Download and extract the calc_x dataset (Google Drive). See the download link here.

Run It#

Go to the example directory:

cd /path/to/RLinf/examples/agent/agentlightning/calc_x

Choose the config you want to run, then set the model and dataset paths in the same config file.
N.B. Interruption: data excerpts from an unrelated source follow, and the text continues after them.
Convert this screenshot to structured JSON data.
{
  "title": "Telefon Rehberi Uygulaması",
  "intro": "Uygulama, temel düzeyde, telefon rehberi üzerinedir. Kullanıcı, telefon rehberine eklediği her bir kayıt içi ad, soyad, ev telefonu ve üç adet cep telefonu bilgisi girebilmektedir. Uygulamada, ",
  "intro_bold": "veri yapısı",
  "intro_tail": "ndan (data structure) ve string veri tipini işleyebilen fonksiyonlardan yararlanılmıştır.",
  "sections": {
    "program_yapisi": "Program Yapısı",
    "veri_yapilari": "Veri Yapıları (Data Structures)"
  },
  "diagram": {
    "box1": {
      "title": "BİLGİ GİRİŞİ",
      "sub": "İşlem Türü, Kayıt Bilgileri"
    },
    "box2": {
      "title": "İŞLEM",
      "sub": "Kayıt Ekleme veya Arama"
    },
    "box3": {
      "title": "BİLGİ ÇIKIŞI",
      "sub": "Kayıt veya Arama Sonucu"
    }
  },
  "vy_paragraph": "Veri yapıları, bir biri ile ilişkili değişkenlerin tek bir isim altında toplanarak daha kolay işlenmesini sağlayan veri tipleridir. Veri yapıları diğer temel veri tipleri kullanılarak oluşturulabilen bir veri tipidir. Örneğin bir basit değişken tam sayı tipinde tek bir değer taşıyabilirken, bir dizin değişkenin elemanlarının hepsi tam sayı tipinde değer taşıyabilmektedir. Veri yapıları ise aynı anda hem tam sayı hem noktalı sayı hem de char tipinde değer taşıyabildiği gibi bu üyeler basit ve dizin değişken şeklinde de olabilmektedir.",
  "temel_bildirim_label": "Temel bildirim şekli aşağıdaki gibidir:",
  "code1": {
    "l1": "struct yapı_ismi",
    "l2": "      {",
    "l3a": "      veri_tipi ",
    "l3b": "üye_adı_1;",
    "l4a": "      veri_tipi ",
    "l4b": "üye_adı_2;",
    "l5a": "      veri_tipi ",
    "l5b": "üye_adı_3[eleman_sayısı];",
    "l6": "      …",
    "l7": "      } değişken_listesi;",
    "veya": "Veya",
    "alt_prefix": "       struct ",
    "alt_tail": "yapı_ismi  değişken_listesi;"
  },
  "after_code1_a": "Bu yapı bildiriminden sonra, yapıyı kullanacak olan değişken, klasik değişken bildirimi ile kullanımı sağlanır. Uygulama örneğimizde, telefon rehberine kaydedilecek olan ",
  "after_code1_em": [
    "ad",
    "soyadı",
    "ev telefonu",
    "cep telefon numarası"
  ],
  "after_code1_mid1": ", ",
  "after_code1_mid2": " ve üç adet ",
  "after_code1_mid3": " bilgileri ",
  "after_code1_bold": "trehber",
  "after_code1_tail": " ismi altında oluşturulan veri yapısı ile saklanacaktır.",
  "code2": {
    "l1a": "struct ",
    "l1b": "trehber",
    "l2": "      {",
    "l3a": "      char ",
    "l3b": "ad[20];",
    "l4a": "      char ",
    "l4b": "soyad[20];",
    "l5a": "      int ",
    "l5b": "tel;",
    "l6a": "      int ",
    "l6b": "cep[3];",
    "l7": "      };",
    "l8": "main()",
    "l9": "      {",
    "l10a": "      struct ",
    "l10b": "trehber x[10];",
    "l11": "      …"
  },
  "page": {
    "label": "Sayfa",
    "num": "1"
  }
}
For example, the training command below uses config/qwen2.5-1.5b-enginehttp-multiturn.yaml:

rollout:
  model:
    model_path: /path/to/model/Qwen2.5-1.5B-Instruct

data:
  train_data_paths: ["/path/to/train.parquet"]
  val_data_paths: ["/path/to/test.parquet"]

Start training:

bash run_calc_x.sh qwen2.5-1.5b-enginehttp-multiturn

You can also keep the config file unchanged and pass Hydra overrides on the command line:

bash run_calc_x.sh qwen2.5-1.5b-enginehttp-multiturn \
  rollout.model.model_path=/path/to/Qwen2.5-1.5B-Instruct \
  data.train_data_paths='["/path/to/train.parquet"]' \
  data.val_data_paths='["/path/to/test.parquet"]'

To train with trajectory-level advantages instead, use the matching trajectory config and set the same paths there or via overrides:

bash run_calc_x.sh qwen2.5-1.5b-enginehttp-trajectory

Visualization and Results#

Example training / metric curves from a calc_x run (logged metrics may vary by config and seed):

AgentLightning calc_x training curves

AgentLightning calc_x training curves#

Standalone Evaluation#

For HF evaluation, set rollout.model.model_path in the matching *_eval.yaml. Examples:

bash run_calc_x.sh qwen2.5-1.5b-enginehttp-multiturn_eval
bash run_calc_x.sh qwen2.5-1.5b-enginehttp-trajectory_eval